Aivazovsky was Russian art's "last Romantic".. His travels to European capitals put him instinctively on the side of the Westernizers in Russia's cultural schism of the late nineteenth century, but his subsequent reaction to Slavophile calls for a more authentic art was to retreat into a conservative and dreamy vision of Constantinople as an imagined spiritual capital for a hybrid European and Eastern identity, of Crimean gypsy encampments as an idealization of community, of fishermen dwarfed by the sea and peasants dwarfed by the steppes, of Ukrainian farmsteads warmed by the almost divine benevolence of a nurturing sun. Aivazovsky was not a plein-air painter - he painted in his studio from drawings - and his scenes are never explorations of what he was looking at but rather imaginings assembled out of collected details and his own memory. Typically, he had not witnessed what he painted but instead gathered enough details in his sketchbooks to paint something that he had seen in his mind's eye. In that respect, Aivazovsky's legacy is considered by some as minimal, his Romanticism superficial, his working process and intentions self-indulgent to today's critical taste, his rapid turnover of canvases pandering to the demand for more of the same from his exhibitors and buyers, and his conservatism out of reach to the radical forces that would re-shape and re-energize Russian culture.

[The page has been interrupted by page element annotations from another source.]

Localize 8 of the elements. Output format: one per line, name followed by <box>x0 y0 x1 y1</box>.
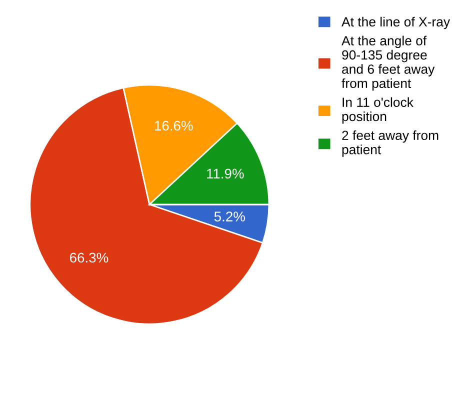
data-label: 66.3% <box>70 252 108 263</box>
legend-label: In 11 o'clock position <box>342 97 414 124</box>
legend-label: At the line of X-ray <box>342 16 450 30</box>
data-label: 16.6% <box>154 120 193 131</box>
legend-label: At the angle of 90-135 degree and 6 feet away from patient <box>342 36 435 91</box>
legend-label: 2 feet away from patient <box>342 130 438 157</box>
data-label: 11.9% <box>207 168 244 179</box>
data-label: 5.2% <box>214 212 245 222</box>
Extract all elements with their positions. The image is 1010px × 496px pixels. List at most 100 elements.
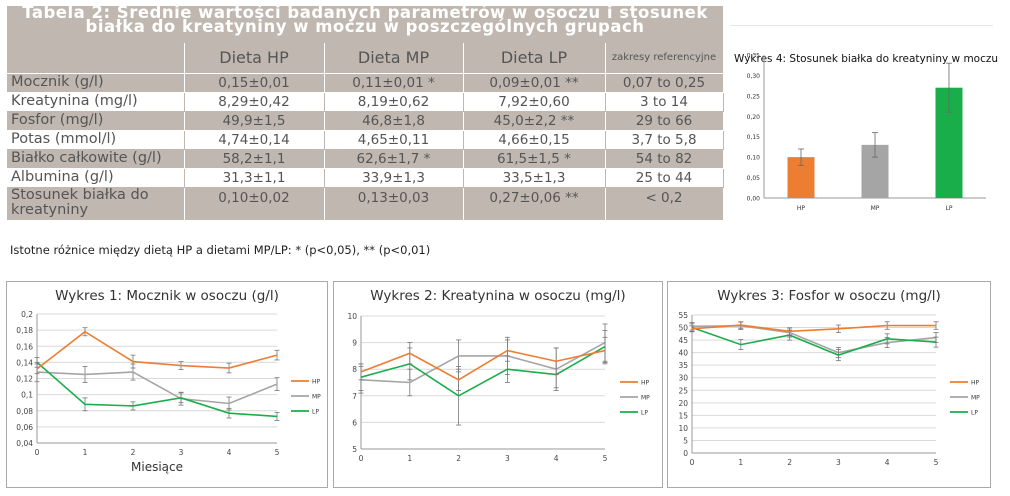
legend-label-mp: MP: [971, 395, 980, 402]
series-line-mp: [360, 341, 606, 384]
legend-label-lp: LP: [641, 410, 648, 417]
y-tick-label: 35: [678, 361, 688, 370]
legend-label-hp: HP: [971, 380, 980, 387]
data-table: Dieta HP Dieta MP Dieta LP zakresy refer…: [7, 43, 724, 221]
cell-ref: 3 to 14: [605, 92, 724, 112]
row-label: Kreatynina (mg/l): [7, 92, 185, 112]
row-label: Albumina (g/l): [7, 168, 185, 188]
legend-label-lp: LP: [971, 410, 978, 417]
cell-hp: 31,3±1,1: [184, 168, 325, 188]
table-title-line-1: Tabela 2: Średnie wartości badanych para…: [22, 3, 708, 22]
y-tick-label: 0,16: [16, 342, 33, 351]
cell-hp: 0,15±0,01: [184, 73, 325, 93]
cell-mp: 33,9±1,3: [324, 168, 464, 188]
cell-mp: 0,11±0,01 *: [324, 73, 464, 93]
cell-lp: 4,66±0,15: [463, 130, 606, 150]
cell-ref: 29 to 66: [605, 111, 724, 131]
table-row: Albumina (g/l) 31,3±1,1 33,9±1,3 33,5±1,3 25…: [7, 168, 724, 188]
cell-mp: 0,13±0,03: [324, 187, 464, 221]
significance-note: Istotne różnice między dietą HP a dietam…: [10, 243, 431, 257]
cell-hp: 0,10±0,02: [184, 187, 325, 221]
cell-lp: 45,0±2,2 **: [463, 111, 606, 131]
chart-4-title: Wykres 4: Stosunek białka do kreatyniny …: [734, 53, 999, 65]
cell-mp: 62,6±1,7 *: [324, 149, 464, 169]
y-tick-label: 0,30: [747, 73, 761, 80]
header-reference-ranges: zakresy referencyjne: [605, 43, 724, 74]
x-tick-label: LP: [946, 205, 953, 212]
y-tick-label: 0,10: [747, 155, 761, 162]
y-tick-label: 6: [352, 418, 357, 427]
x-tick-label: 4: [227, 448, 232, 457]
chart-1-title: Wykres 1: Mocznik w osoczu (g/l): [55, 288, 279, 304]
y-tick-label: 20: [678, 399, 688, 408]
x-tick-label: 2: [787, 458, 792, 467]
y-tick-label: 0,20: [747, 114, 761, 121]
header-empty: [7, 43, 185, 74]
legend-label-mp: MP: [641, 395, 650, 402]
y-tick-label: 5: [683, 436, 688, 445]
row-label: Fosfor (mg/l): [7, 111, 185, 131]
cell-ref: 25 to 44: [605, 168, 724, 188]
cell-ref: 0,07 to 0,25: [605, 73, 724, 93]
table-row: Potas (mmol/l) 4,74±0,14 4,65±0,11 4,66±0,1…: [7, 130, 724, 150]
cell-mp: 8,19±0,62: [324, 92, 464, 112]
series-line-mp: [36, 371, 278, 405]
table-title: Tabela 2: Średnie wartości badanych para…: [7, 3, 723, 42]
table-header-row: Dieta HP Dieta MP Dieta LP zakresy refer…: [7, 43, 724, 74]
legend-label-hp: HP: [641, 380, 650, 387]
x-tick-label: 3: [836, 458, 841, 467]
row-label: Potas (mmol/l): [7, 130, 185, 150]
series-line-lp: [360, 345, 606, 397]
y-tick-label: 0,08: [16, 407, 33, 416]
y-tick-label: 45: [678, 336, 688, 345]
x-tick-label: 4: [554, 454, 559, 463]
series-line-hp: [691, 324, 936, 333]
y-tick-label: 0,25: [747, 93, 761, 100]
y-tick-label: 0: [683, 449, 688, 458]
y-tick-label: 55: [678, 311, 688, 320]
table-row: Kreatynina (mg/l) 8,29±0,42 8,19±0,62 7,92±…: [7, 92, 724, 112]
x-tick-label: 0: [35, 448, 40, 457]
y-tick-label: 25: [678, 386, 688, 395]
y-tick-label: 0,18: [16, 326, 33, 335]
y-tick-label: 40: [678, 349, 688, 358]
table-title-line-2: białka do kreatyniny w moczu w poszczegó…: [85, 17, 645, 36]
x-axis-label: Miesiące: [131, 460, 183, 474]
chart-3-box: Wykres 3: Fosfor w osoczu (mg/l) 0 5 10 15 2…: [667, 281, 991, 488]
x-tick-label: MP: [871, 205, 880, 212]
cell-ref: 54 to 82: [605, 149, 724, 169]
series-line-lp: [691, 326, 937, 356]
y-tick-label: 0,05: [747, 175, 761, 182]
y-tick-label: 0,04: [16, 439, 33, 448]
chart-2-title: Wykres 2: Kreatynina w osoczu (mg/l): [370, 288, 626, 304]
cell-lp: 0,09±0,01 **: [463, 73, 606, 93]
x-tick-label: 5: [603, 454, 608, 463]
cell-mp: 4,65±0,11: [324, 130, 464, 150]
y-tick-label: 0,06: [16, 423, 33, 432]
results-table: Tabela 2: Średnie wartości badanych para…: [7, 3, 724, 221]
chart-2-box: Wykres 2: Kreatynina w osoczu (mg/l) 5 6 7…: [333, 281, 663, 488]
x-tick-label: 5: [275, 448, 280, 457]
y-tick-label: 0,2: [21, 310, 33, 319]
cell-lp: 33,5±1,3: [463, 168, 606, 188]
cell-mp: 46,8±1,8: [324, 111, 464, 131]
x-tick-label: 2: [456, 454, 461, 463]
y-tick-label: 30: [678, 374, 688, 383]
series-line-hp: [360, 349, 606, 381]
y-tick-label: 0,35: [747, 53, 761, 60]
row-label: Mocznik (g/l): [7, 73, 185, 93]
row-label: Stosunek białka do kreatyniny: [7, 187, 185, 221]
x-tick-label: 5: [934, 458, 939, 467]
table-row: Białko całkowite (g/l) 58,2±1,1 62,6±1,7 *…: [7, 149, 724, 169]
chart-4-box: Wykres 4: Stosunek białka do kreatyniny …: [730, 25, 998, 226]
row-label: Białko całkowite (g/l): [7, 149, 185, 169]
cell-hp: 8,29±0,42: [184, 92, 325, 112]
chart-1-box: Wykres 1: Mocznik w osoczu (g/l) 0,04 0,0…: [6, 281, 328, 488]
y-tick-label: 9: [352, 339, 357, 348]
chart-2-svg: 5 6 7 8 9 10 0 1 2 3 4 5 HP MP LP: [347, 312, 650, 463]
x-tick-label: HP: [797, 205, 806, 212]
x-tick-label: 0: [359, 454, 364, 463]
y-tick-label: 10: [678, 424, 688, 433]
x-tick-label: 1: [407, 454, 412, 463]
cell-hp: 4,74±0,14: [184, 130, 325, 150]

In another respect, however, Aivazovsky's legacy still resonates. His skies were always thinly painted, usually in one fast session using thin washes, but his seas were layered on with thick brushes, working outwards from a center of detail, such as a ship, so that the peripheral vision is more impressionistic than detailed. Unlike other nineteenth century academicians who painstakingly and methodically worked over a canvas in precise detail, Aivazovsky's engagement with the canvas could be much more instantaneous, embodied, and visceral at times. He would propel his body at the surface, brush in hand, in order to create the force he wanted in the paint. Visitors to his studio report the physical effort he exerted and the exhaustion that often resulted from working rapidly and with such physical intensity. While Aivazovsky's placid scenes often feel dated and lifeless now, many of his stormy seascapes still churn with this energy and physicality. This commitment of his own body to the act of painting, and the resulting viscerality of his seas as painted surfaces, still feels vividly alive and exemplary of what painting can achieve through its raw materiality.